Pablo estimates that you will need 1000 hours of input to be conversational in Spanish (based on being an English speaker), and 1500 hours to be essentially fluent. I decided to set a goal of 20 hours/month, which would put me at conversational in a little over 4 years and fully fluent in a little over 6 years. I decided to start September 1st, 2021, though I had already watched 40 hours during my investigation period. Here’s how I’m doing so far:
So far I have met or exceeded my goal every month. I started out 42 hours ahead of schedule, and now I am 64 hours ahead of where I thought I’d be. My new goal is to get to Level 4 by the one year mark, which I will meet if I continue to hit 20 hours/month.
More important than just the numbers however, I would say my progress is tracking with Pablo’s estimates. At level 3 (my current level) he estimates I should be able to understand topics adapted for learners, which I can. By level 4 (300 hours) I should be able to understand patient native speakers.
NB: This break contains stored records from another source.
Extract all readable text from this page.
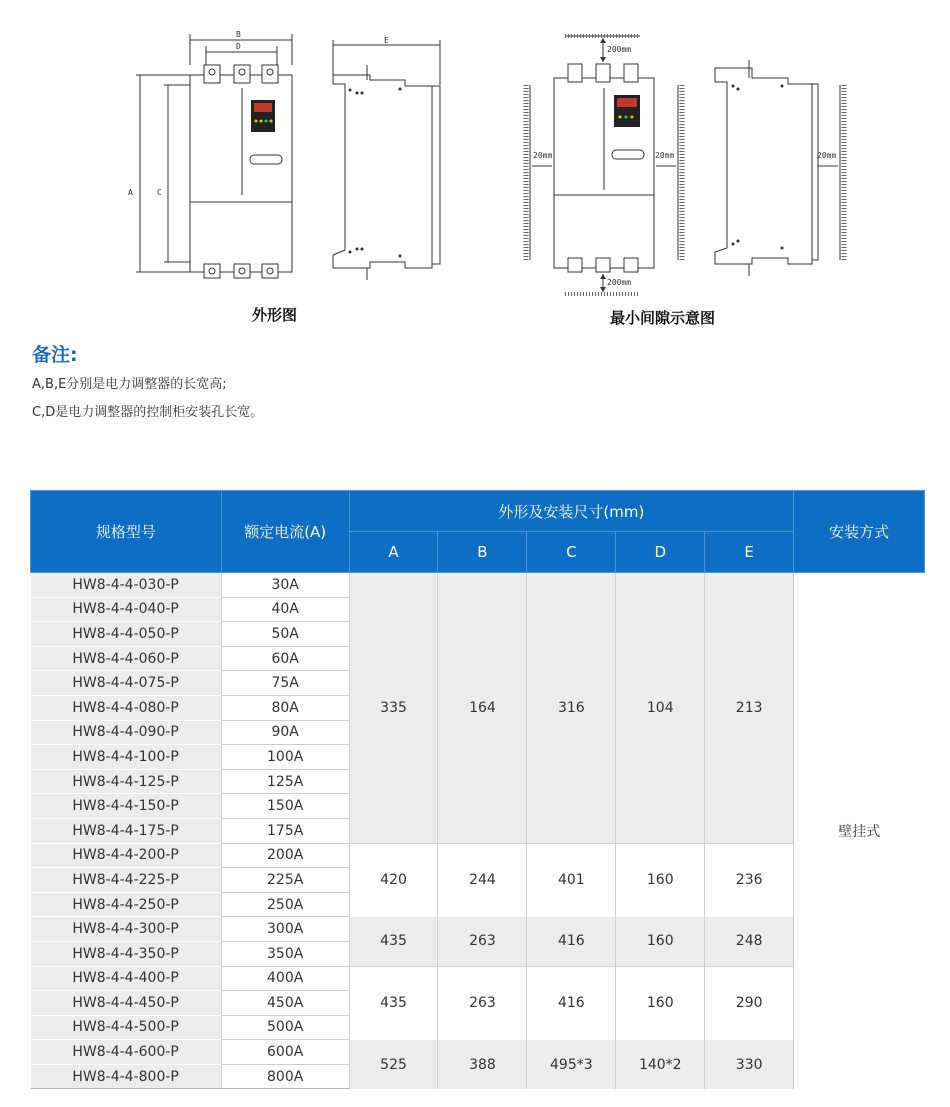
B
D
A	C
E
200mm
20mm	20mm
200mm
20mm
外形图	最小间隙示意图
备注:
A,B,E分别是电力调整器的长宽高;
C,D是电力调整器的控制柜安装孔长宽。
规格型号	额定电流(A)	外形及安装尺寸(mm)					安装方式
		A	B	C	D	E	
HW8-4-4-030-P	30A	335	164	316	104	213	壁挂式
HW8-4-4-040-P	40A						
HW8-4-4-050-P	50A						
HW8-4-4-060-P	60A						
HW8-4-4-075-P	75A						
HW8-4-4-080-P	80A						
HW8-4-4-090-P	90A						
HW8-4-4-100-P	100A						
HW8-4-4-125-P	125A						
HW8-4-4-150-P	150A						
HW8-4-4-175-P	175A						
HW8-4-4-200-P	200A	420	244	401	160	236	
HW8-4-4-225-P	225A						
HW8-4-4-250-P	250A						
HW8-4-4-300-P	300A	435	263	416	160	248	
HW8-4-4-350-P	350A						
HW8-4-4-400-P	400A	435	263	416	160	290	
HW8-4-4-450-P	450A						
HW8-4-4-500-P	500A						
HW8-4-4-600-P	600A	525	388	495*3	140*2	330	
HW8-4-4-800-P	800A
At Level 5 (600 hours) I should be able to understand full speed native speakers, and a lot of media will be easier to use for learning.
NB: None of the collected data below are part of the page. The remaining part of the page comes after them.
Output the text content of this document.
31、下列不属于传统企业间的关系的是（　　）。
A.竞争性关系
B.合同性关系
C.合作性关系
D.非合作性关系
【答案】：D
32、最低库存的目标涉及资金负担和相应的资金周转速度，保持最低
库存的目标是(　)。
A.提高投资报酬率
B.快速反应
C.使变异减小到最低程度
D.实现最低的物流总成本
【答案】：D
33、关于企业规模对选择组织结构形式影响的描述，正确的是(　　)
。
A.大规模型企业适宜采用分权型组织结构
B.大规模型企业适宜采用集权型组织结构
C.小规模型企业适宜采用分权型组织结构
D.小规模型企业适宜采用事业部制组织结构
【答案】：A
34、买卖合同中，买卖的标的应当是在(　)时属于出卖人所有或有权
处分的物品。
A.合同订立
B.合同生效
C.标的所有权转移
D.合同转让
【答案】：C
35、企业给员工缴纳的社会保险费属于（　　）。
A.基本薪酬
Also important, the amount of time I spend on this has actually gone up in the last 6 months, which proves this method is engaging, at least for me! Here are my hours/month since I started, not counting the hours I put in before I decided to go with this method:
Interestingly, the jump in hours approximately correlates with hitting the first intermediate level, where I could watch faster videos with fewer drawings/hints for words. I did notice I was more excited to watch the more I felt myself improving in comprehension, which explains why February (one of the shortest months) was my highest number of hours to date.
I won’t pretend I understand all the linguistic debates over whether or not this method is truly superior, but I do have to think that having students get excited over their learning method is a key marker of success. I will never learn Spanish the way I want if I give up after a year, so any method that gets more exciting over time is a plus.